今月のトピック

この7月から8月にも、いろんなニュースがありました。ダイジェストでお伝えします。

7月1日、MtFトランスジェンダーで歌手兼モデルとして活動している麻倉ケイトさんが、女優としてハリウッドデビューすることが明らかになりました。

LGBT自治体議連

右から2番目が前田文京区議。ゴトウの古くからの友人(恩人)でもあります。

7月6日、LGBT自治体議員連盟が発足しました。記者会見では、世田谷区議の上川あやさん、豊島区議の石川大我さん、中野区議の石坂わたるさん、入間市議の細田智也さんと並んで、5期にわたって文京区議を務めてきた前田邦博区議が登場し、ゲイであることをカミングアウトしました。感動的なスピーチでした。

7月6日、みずほ銀行が同性カップルが男女の夫婦と同じように共同で住宅ローンを借りることができるようにすることを発表しました(今のところ渋谷区の証明書を持つ同性カップルに限定されていますが、今後の対応の広がりに期待します)。これまで同性カップルは、法的に家族と認められないがゆえに、共同名義で住宅を購入することができず、購入名義の方が亡くなった場合、そのパートナーには法的な権利がないため、長年住んでいた家を追い出される可能性がありました…。本当に意義深い、国内の銀行で初の快挙です。

7月12日、シチリア島の南に位置する島国・マルタで、同性婚を認める法案がほぼ全会一致で可決されました。欧州連合(EU)加盟国で同性婚を承認したのは15ヵ国め、世界では24ヵ国めとなります。 

7月13日、性犯罪の厳罰化や、被害者の告訴がなくても起訴できるようにすることなどを盛り込んだ改正刑法(刑法典第22章わいせつ、姦淫及び重婚の罪の一部改正)が施行され、これまで被害者は女性のみとされていたことが改められ、男性も被害対象に含まれるようになりました。ようやくこの方面でも男女平等が達成されました。しかし、レイプ被害に遭ったレズビアンの方からは、今回の刑法改正がまだ不十分であるとの指摘もありました。

7月15日(土)、韓国のソウルでクィア・パレードが開催されました。時折激しい雨が降る悪天候だったにもかかわらず、約8万5000人(主催者発表)が集まり、16時から無事にパレードが行われました。

7月25日、琉球銀行が夫婦で住宅ローンを組む「夫婦連帯債務」制度の対象を同性のカップルにも拡大することを明らかにしました。同性カップルが共同で住宅ローンを借りられるようにする取組みは地銀では初めてです。
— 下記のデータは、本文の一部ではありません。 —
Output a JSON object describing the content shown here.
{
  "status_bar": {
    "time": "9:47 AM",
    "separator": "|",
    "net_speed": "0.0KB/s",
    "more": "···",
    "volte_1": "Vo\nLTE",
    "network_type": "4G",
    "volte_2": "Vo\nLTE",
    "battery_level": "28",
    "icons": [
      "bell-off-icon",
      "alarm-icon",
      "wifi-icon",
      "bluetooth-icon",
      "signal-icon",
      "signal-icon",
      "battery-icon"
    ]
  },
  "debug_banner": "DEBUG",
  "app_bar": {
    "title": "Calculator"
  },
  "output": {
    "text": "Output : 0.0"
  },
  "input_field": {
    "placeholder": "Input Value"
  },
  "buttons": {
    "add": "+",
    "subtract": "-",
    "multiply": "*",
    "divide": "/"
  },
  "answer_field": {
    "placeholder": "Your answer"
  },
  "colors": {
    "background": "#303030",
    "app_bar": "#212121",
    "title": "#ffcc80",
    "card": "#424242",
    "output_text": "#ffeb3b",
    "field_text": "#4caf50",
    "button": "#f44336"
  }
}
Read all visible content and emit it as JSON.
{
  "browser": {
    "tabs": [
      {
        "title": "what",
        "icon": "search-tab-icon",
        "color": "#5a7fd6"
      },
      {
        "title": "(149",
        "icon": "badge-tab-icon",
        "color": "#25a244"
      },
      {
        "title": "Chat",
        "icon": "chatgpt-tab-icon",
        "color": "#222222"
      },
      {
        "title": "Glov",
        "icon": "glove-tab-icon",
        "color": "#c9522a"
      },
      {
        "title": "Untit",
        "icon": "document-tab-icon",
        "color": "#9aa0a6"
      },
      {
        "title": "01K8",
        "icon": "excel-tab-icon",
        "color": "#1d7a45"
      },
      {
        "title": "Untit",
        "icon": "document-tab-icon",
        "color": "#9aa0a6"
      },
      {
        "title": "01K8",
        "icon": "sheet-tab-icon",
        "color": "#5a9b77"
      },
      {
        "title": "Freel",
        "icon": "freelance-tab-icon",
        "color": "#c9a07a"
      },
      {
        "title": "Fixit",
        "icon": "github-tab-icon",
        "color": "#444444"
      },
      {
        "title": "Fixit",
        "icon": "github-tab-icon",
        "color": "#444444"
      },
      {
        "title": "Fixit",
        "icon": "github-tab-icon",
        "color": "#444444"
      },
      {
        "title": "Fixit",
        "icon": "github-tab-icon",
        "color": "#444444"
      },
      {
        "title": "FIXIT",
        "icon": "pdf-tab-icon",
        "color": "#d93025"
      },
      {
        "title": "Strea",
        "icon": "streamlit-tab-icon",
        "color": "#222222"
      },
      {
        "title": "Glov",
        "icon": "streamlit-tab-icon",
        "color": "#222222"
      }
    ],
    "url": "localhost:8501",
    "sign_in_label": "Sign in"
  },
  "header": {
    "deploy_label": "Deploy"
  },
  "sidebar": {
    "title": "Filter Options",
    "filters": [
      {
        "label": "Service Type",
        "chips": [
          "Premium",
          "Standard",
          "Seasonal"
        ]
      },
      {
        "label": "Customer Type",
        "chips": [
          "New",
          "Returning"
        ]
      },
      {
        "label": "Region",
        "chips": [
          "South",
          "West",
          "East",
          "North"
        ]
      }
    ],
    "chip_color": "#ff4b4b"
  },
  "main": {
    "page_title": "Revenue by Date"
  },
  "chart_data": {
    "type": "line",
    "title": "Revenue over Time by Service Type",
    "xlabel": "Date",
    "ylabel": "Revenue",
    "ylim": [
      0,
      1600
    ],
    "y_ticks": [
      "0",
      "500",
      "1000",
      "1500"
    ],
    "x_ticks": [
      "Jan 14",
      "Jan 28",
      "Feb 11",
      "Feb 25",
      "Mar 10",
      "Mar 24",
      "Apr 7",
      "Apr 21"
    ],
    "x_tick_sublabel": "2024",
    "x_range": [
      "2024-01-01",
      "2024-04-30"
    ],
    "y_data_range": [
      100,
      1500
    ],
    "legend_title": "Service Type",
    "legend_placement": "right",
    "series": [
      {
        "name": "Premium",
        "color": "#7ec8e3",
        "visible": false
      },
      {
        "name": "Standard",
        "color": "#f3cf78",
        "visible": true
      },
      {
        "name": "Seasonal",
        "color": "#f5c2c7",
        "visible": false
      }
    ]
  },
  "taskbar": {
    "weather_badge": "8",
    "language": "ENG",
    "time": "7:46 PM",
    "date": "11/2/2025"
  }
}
7月26日、トランプ大統領がTwitter上でトランスジェンダーの従軍禁止の意向を示し、すぐさま各方面から非難の声が上がり(全米医師会、全米市民自由連合、LGBT団体、トランスジェンダーの元上等兵、IT企業のトップ、レディ・ガガら)、各地で抗議集会が開かれました。すでに米軍に入隊しているトランスジェンダーは2000人弱とも1万人以上とも言われていますが、今後除隊を命じられることになってしまうのかどうか…多くの人たちが行方を見守っています。

エドワード・エニンフル

エドワード・エニンフルの大英帝国勲章受章記念パーティにはマドンナも駆けつけました

8月1日、英版『ヴォーグ』誌の編集長にオープンリー・ゲイのエドワード・エニンフルが就任しました。45歳の元スタイリストであるエニンフルは、101年の歴史を持つ『ヴォーグ』にとって初めての男性であり、初めての黒人、初めてのゲイの編集長となります。

8月5日、1990年代から2000年代前半にかけて(ちょうどジャスティン・ビーバーのような)トップ・アイドルとして絶大な人気を誇っていたアーロン・カーターが、バイセクシュアルであることをカミングアウトしました。

8月17日、認定NPO法人グッド・エイジング・エールズが、2020年東京大会の期間中に、性的マイノリティの交流や情報発信の拠点となる「プライドハウス」を設置する計画であることがニュースになりました。同NPO代表の松中権さんは、「プライドハウス」を大会公認の施設として設置するという使命のために、16年間勤務した電通を今春退社したそうです。

8月17日、厚生労働省子ども家庭局家庭福祉課が、全国の児童福祉主管課に対して「児童養護施設等におけるいわゆる性的マイノリティの子どもに対するきめ細かな対応の実施等について」という通知を出しました

8月21日、男性ホルモンの分泌が過剰になる先天性の疾患(性分化疾患)により、身体および戸籍上の性別は女性で性自認は男性という(性別違和に苦しんできた)20代の2人に対し、家庭裁判所が2015年と2016年に女性の体のまま(性別適合手術を受けずに)戸籍を男性に変えることを認めていたことがわかりました

8月22日、愛知県豊明市がLGBT支援宣言をしました。中部(東海)地方では2例目、愛知県では初となります。